A massage for your feet while you walk for A.H., who’s sent us his query for review today. Let’s get right to it, shall we?
Dear Ms. Unfeasible:
For Hagai’s twenty-first birthday, his mother sends him a stone that gives visions of the future. But he doesn’t know why she sent it, or how, since she was killed eighteen years ago. Hagai’s not exactly a hero — the bravest thing he’s ever done is put peppers in his stew — yet when the stone shows his mother alive and in danger, he sets out to find her.
Air pirates and sky sailors are also after the stone, and Hagai soon loses it to a wanted sky’ler named Sam. Sam wants the stone to help him avenge his father, but it only shows him his own death. Hagai, he learns, receives many visions. So when Hagai tracks Sam down and demands he give the stone back — politely, of course, because Sam’s got a knife — Sam offers him a job instead.

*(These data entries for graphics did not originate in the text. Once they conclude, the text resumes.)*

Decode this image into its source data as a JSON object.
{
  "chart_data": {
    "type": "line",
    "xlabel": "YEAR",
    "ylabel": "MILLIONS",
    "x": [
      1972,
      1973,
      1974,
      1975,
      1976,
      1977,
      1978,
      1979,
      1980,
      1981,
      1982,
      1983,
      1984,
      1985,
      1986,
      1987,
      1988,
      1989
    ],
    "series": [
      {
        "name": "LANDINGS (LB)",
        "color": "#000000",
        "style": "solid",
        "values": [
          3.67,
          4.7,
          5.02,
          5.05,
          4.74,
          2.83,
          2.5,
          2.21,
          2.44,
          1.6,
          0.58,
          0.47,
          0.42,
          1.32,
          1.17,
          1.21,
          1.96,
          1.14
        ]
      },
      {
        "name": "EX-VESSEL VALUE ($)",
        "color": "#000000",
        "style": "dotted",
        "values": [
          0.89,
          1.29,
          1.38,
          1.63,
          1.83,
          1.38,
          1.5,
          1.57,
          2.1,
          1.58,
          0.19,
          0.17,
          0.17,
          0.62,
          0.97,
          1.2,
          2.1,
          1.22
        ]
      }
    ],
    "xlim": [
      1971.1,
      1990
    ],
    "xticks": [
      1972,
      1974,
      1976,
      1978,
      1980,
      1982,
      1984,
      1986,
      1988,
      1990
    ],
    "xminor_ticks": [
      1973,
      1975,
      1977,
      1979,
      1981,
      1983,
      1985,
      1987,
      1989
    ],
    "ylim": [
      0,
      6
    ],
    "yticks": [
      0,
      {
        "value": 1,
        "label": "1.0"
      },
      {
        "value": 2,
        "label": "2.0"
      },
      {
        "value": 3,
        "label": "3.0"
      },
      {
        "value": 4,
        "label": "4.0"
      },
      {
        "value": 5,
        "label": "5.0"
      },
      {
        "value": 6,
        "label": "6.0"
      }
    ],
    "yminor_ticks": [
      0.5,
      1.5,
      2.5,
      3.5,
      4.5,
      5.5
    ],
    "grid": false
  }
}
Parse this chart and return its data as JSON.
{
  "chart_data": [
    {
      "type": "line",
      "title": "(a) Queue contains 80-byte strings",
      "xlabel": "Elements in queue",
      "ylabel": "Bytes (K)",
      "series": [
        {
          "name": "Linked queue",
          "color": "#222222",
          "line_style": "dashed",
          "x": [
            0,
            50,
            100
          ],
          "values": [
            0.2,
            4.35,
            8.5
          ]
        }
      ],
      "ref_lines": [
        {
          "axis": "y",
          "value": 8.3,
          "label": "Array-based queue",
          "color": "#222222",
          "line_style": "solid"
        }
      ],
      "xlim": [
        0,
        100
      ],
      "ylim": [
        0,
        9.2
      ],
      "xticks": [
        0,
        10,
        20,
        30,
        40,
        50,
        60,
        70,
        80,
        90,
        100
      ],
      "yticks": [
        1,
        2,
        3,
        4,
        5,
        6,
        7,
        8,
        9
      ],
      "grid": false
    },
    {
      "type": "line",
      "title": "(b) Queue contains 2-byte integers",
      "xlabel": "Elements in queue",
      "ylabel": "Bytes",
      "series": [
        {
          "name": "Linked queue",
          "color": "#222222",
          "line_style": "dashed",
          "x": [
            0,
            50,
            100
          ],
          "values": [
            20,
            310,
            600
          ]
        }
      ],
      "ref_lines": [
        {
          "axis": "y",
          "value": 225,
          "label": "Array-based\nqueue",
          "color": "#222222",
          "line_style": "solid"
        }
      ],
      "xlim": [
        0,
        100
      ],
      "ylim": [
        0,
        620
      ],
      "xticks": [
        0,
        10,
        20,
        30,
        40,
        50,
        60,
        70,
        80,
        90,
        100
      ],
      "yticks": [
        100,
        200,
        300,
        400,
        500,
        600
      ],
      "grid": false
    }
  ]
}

Now Hagai, who grew up wanting nothing to do with sky’lers, is crew to one and fugitive from both pirates and police. He’s not sure he can trust Sam, and the stone haunts Hagai with visions of his own death.
Nonetheless, he’s determined to change the future and find his mother, if it’s not already too late.
AZRAEL’S CURSE is a 90,000-word science fantasy novel, available on request. It’s written to stand alone but has series potential. My
short story “Pawn’s Gambit,” set in the same world as AZRAEL’S CURSE, appeared recently in BENEATH CEASELESS SKIES. Thank you for your time and consideration.
On the whole, I think this is pretty well done. There’s sweet bits of character detail about Hagai — the stew thing is particularly nice — and I’m intrigued to know more about a world with both air pirates AND sky sailors. (And which ones are the sky’lers?)
But where I’m getting slightly hung up is the sense that the query seems to give me a lot of action, possibly the entire story of this novel plus the set up for the sequel. The alternative is that this is just the set-up for the bulk of the novel, covering the action is just the first few chapters, in which case, I think you can spare some of the detail, and tell me more about what happens after Hagai signs onto Sam’s crew.
Maybe I’m being picky. I know I’m much more inclined to say no to something than yes, so I’ll open up the floor to my more generous readers. What do you think? And how do you feel about the term “science fantasy”?